En troisième lieu, aux termes de l’article L. 612-1 du code de l’entrée et du séjour des étrangers et du droit d’asile : « L’étranger faisant l’objet d’une décision portant obligation de quitter le territoire français dispose d’un délai de départ volontaire de trente jours à compter de la notification de cette décision. / L’autorité administrative peut accorder, à titre exceptionnel, un délai de départ volontaire supérieur à trente jours s’il apparaît nécessaire de tenir compte de circonstances propres à chaque cas (…)».
D’une part, il ne ressort pas des pièces du dossier que le préfet de la Haute-Garonne, qui a mentionné au sein de l’arrêté attaqué, que Mme B… D… ne justifiait d’aucune circonstance particulière susceptible de lui ouvrir droit à ce qu’un délai de départ volontaire supérieur à trente jours lui soit accordé, se serait cru en situation de compétence liée pour fixer ce délai. Il suit de là que le moyen tiré d’une erreur de droit à s’être, à tort, cru en situation de compétence liée doit être écarté.
D’autre part, la requérante ne faisant état d’aucune circonstance particulière de nature à justifier qu’un délai supérieur à trente jours lui soit accordé, il n’est pas fondé à soutenir que la décision fixant un délai de départ volontaire serait entachée d’une erreur manifeste d’appréciation.

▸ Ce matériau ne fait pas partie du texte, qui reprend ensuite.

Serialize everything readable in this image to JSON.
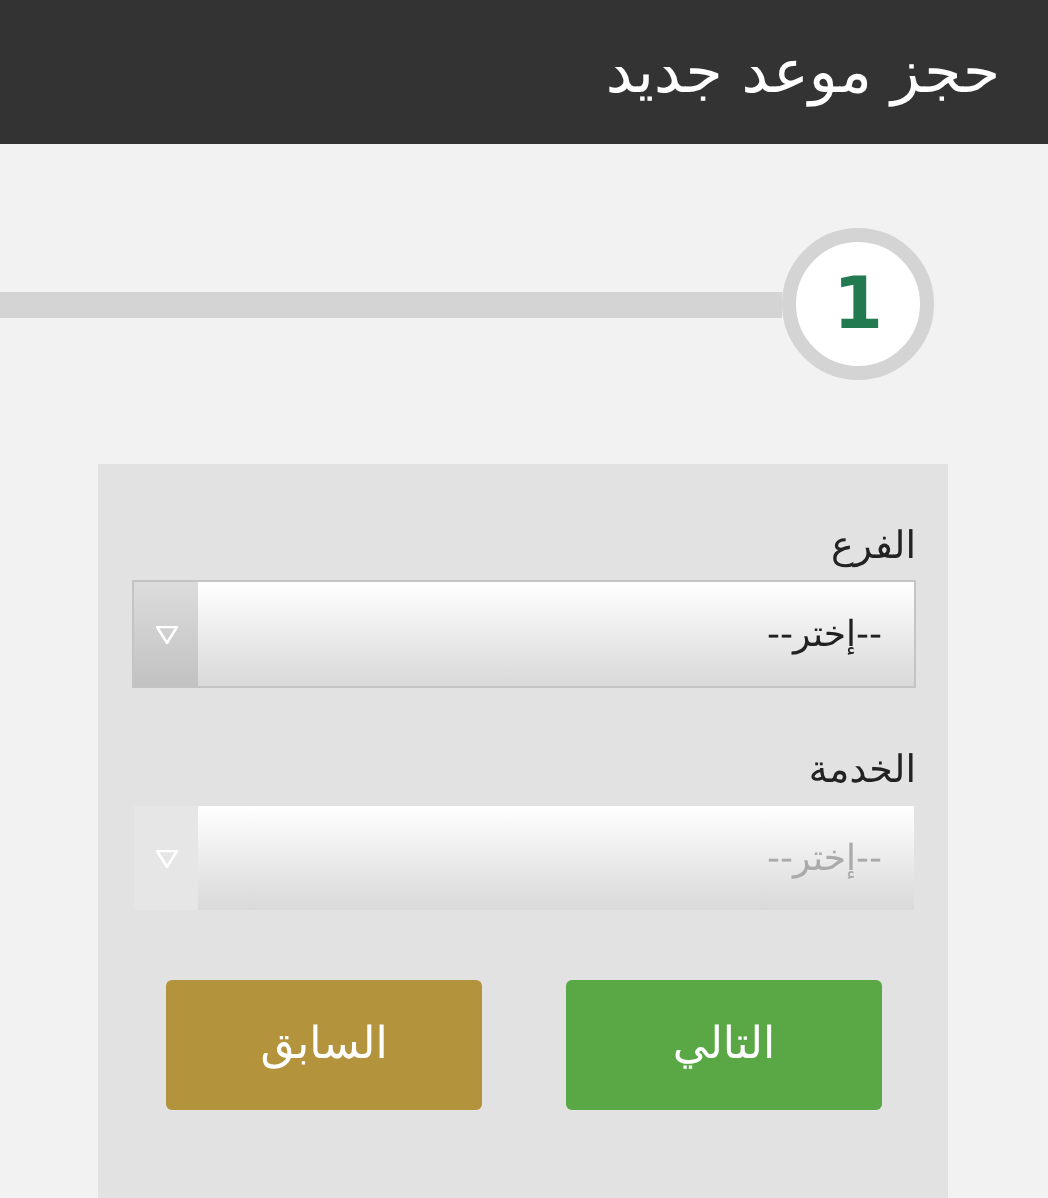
{
  "header": {
    "title": "حجز موعد جديد"
  },
  "steps": [
    {
      "number": "1",
      "selected": true
    }
  ],
  "fields": [
    {
      "label": "الفرع",
      "placeholder": "--إختر--",
      "disabled": false
    },
    {
      "label": "الخدمة",
      "placeholder": "--إختر--",
      "disabled": true
    }
  ],
  "buttons": [
    {
      "label": "التالي",
      "kind": "next"
    },
    {
      "label": "السابق",
      "kind": "previous"
    }
  ]
}
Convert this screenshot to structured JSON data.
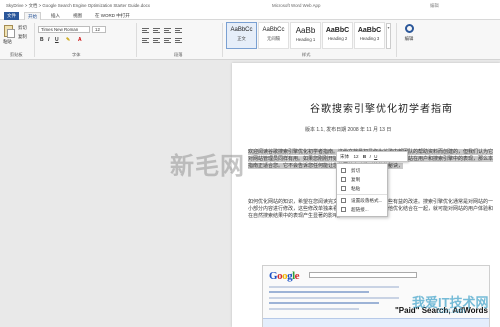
{
  "titlebar": {
    "breadcrumb": "SkyDrive > 文档 > Google Search Engine Optimization Starter Guide.docx",
    "app_title": "Microsoft Word Web App",
    "edit_flag": "编辑"
  },
  "tabs": [
    {
      "label": "文件"
    },
    {
      "label": "开始"
    },
    {
      "label": "插入"
    },
    {
      "label": "视图"
    },
    {
      "label": "在 WORD 中打开"
    }
  ],
  "ribbon": {
    "clipboard": {
      "paste": "粘贴",
      "cut": "剪切",
      "copy": "复制",
      "group_label": "剪贴板"
    },
    "font": {
      "name": "Times New Roman",
      "size": "12",
      "group_label": "字体",
      "bold": "B",
      "italic": "I",
      "underline": "U"
    },
    "paragraph": {
      "group_label": "段落"
    },
    "styles": {
      "group_label": "样式",
      "items": [
        {
          "sample": "AaBbCc",
          "name": "正文"
        },
        {
          "sample": "AaBbCc",
          "name": "无间隔"
        },
        {
          "sample": "AaBb",
          "name": "Heading 1"
        },
        {
          "sample": "AaBbC",
          "name": "Heading 2"
        },
        {
          "sample": "AaBbC",
          "name": "Heading 3"
        }
      ]
    },
    "editing": {
      "label": "编辑"
    }
  },
  "document": {
    "title": "谷歌搜索引擎优化初学者指南",
    "meta": "版本 1.1, 发布日期 2008 年 11 月 13 日",
    "paragraph1": "欢迎阅读谷歌搜索引擎优化初学者指南。这份文档最初是作为谷歌内部团队的帮助资料而创建的，但我们认为它对网站管理员同样有用。如果您刚刚开始接触搜索引擎优化，希望提升网站在用户和搜索引擎中的表现，那么本指南正适合您。它不会告诉您任何能让您的网站自动排到首位的秘诀，",
    "paragraph2": "如何优化网站的知识，希望在您阅读完文档之后能对网站进行一些有益的改进。搜索引擎优化通常是对网站的一小部分内容进行修改，这些修改单独来看似乎并不起眼，但与其他优化结合在一起，就可能对网站的用户体验和在自然搜索结果中的表现产生显著的影响。"
  },
  "minibar": {
    "font": "宋体",
    "size": "12",
    "bold": "B",
    "italic": "I",
    "underline": "U"
  },
  "context_menu": {
    "items": [
      {
        "label": "剪切"
      },
      {
        "label": "复制"
      },
      {
        "label": "粘贴"
      },
      {
        "label": "设置段落格式..."
      },
      {
        "label": "超链接..."
      }
    ]
  },
  "figure": {
    "logo_letters": [
      "G",
      "o",
      "o",
      "g",
      "l",
      "e"
    ],
    "caption": "\"Paid\" Search, AdWords"
  },
  "watermarks": {
    "left": "新毛网",
    "right": "我爱IT技术网",
    "right_sub": "52ct.com"
  }
}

En ce qui concerne la décision fixant le pays de renvoi :
Pour les mêmes motifs que ceux développés au point 7 du présent jugement, le moyen tirés de ce que la décision attaquée porterait une atteinte disproportionnée au droit au respect de la vie privée et familiale de Mme B… D… ne peut qu’être écarté.
Il résulte de tout ce qui précède que les conclusions aux fins d’annulation présentées par Mme B… D… doivent être rejetées ainsi que, par voie de conséquence, ses conclusions aux fins d’injonction et d’astreinte et celles présentées sur le fondement des articles L. 761-1 du code de justice administrative et 37 alinéa 2 de la loi du 10 juillet 1991.
D E C I D E :
Article 1er : La requête de Mme B… dD… b est rejetée.
Article 2 : Le présent jugement sera notifié à Mme C… dD… b, à Me Brangeon et au préfet de la Haute-Garonne.
Délibéré après l’audience du 23 septembre 2025, à laquelle siégeaient :
M. Billet-Ydier, vice-présidente,
Mme Cherrier, vice-présidente,
Mme Meunier-Garner, vice-présidente,
Rendu public par mise à disposition au greffe le 15 octobre 2025.
La présidente, rapporteure,
F. BILLET-YDIER
L’assesseure la plus ancienne,
S. CHERRIER
La greffière,
M. A…
La République mande et ordonne au préfet de la Haute-Garonne ce qui le concerne ou à tous commissaires de justice à ce requis en ce qui concerne les voies de droit commun, contre les parties privées, de pourvoir à l’exécution de la présente décision.